Human capital is another pressing issue. The pharmaceutical industry requires highly specialised professionals—pharmacists, chemists, and engineers. While Omanisation is a long-term goal, many positions are currently held by expatriates. Companies like Dhofar Pharma aim to achieve 80 per cent local employment within five years, but doing so will require deeper collaboration between academia and industry.
Additionally, the high cost of local manufacturing presents a barrier to competitiveness. International firms benefit from economies of scale that drive down unit costs—something Oman is still working towards. Without ongoing government support and incentives, local manufacturers may struggle to compete on price in both domestic and export markets.
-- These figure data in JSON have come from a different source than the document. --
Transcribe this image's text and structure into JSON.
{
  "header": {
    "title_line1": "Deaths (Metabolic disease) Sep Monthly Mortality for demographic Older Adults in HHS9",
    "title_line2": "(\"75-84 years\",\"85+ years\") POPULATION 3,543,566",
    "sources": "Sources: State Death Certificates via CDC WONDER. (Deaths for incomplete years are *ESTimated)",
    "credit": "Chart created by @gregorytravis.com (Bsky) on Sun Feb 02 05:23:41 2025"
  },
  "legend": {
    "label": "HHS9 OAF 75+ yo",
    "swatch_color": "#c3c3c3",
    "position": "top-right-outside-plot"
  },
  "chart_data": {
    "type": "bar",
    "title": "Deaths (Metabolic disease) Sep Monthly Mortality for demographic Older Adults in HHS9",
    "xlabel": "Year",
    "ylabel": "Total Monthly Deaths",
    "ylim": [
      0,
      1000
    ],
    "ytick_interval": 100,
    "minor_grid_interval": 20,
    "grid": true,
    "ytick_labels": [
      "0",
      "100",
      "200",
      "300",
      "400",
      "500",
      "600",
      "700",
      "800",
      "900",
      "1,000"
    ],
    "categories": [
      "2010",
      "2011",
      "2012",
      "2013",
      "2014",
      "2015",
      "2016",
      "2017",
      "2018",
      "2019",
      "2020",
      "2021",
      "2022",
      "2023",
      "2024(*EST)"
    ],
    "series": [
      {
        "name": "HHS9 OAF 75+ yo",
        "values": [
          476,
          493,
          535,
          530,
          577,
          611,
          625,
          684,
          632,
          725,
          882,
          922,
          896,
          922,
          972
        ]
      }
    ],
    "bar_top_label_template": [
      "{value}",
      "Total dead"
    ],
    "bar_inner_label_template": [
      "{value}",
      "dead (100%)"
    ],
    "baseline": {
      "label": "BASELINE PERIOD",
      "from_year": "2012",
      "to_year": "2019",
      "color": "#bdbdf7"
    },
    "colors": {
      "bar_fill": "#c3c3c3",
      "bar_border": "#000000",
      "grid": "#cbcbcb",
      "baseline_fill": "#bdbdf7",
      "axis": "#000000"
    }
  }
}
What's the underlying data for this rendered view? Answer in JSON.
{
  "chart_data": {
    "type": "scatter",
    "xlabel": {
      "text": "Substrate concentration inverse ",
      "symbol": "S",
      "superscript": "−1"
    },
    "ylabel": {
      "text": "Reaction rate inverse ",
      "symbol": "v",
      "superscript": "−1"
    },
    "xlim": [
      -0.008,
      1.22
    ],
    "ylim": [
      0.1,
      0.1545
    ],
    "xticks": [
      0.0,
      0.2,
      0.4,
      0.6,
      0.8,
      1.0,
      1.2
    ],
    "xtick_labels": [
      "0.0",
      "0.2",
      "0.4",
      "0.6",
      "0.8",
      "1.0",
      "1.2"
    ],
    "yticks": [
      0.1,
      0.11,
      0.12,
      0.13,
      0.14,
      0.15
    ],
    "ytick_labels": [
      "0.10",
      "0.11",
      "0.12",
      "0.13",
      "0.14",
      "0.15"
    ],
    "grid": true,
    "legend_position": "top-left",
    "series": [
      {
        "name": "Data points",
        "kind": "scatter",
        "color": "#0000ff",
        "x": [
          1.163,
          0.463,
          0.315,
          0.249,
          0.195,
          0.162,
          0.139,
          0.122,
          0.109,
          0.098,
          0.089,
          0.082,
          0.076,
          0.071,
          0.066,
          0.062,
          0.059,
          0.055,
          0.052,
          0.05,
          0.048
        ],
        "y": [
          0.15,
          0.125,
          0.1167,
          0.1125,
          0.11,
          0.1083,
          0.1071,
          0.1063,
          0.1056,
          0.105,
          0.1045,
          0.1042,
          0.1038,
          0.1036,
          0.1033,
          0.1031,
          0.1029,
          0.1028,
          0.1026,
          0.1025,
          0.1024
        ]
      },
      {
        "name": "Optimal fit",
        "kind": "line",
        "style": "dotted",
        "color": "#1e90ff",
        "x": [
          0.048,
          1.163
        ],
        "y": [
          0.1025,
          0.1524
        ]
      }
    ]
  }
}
Nonetheless, the opportunities are considerable. The GCC region spends billions on pharmaceutical imports each year, and Oman’s geographic location, coupled with free trade agreements and world-class ports, gives it a logistical edge. If supply chains can be made more integrated and efficient, Oman could serve as a manufacturing and re-export hub for the wider region.
International partnerships will be key to accelerating progress. A recent example is the strengthening of ties with Algeria, which has achieved 75 per cent pharmaceutical self-sufficiency. During a high-level visit in early 2025, Omani and Algerian officials explored opportunities for joint ventures, technology transfer, and mutual market access. Such collaborations offer a strategic shortcut to building local capacity while enhancing product credibility.
Oman’s pharmaceutical ambitions are not without hurdles, but the foundation is solid.
With a supportive policy environment, growing industrial investment, and clear political will, the country is well-positioned to make the sector a cornerstone of its future economy. What is needed now is persistence—investment in people, in research, and in international collaboration.
If these elements continue to align, Oman could, within a decade, become a regional leader in pharmaceutical production, contributing not only to economic growth but also to national resilience in the face of global uncertainty.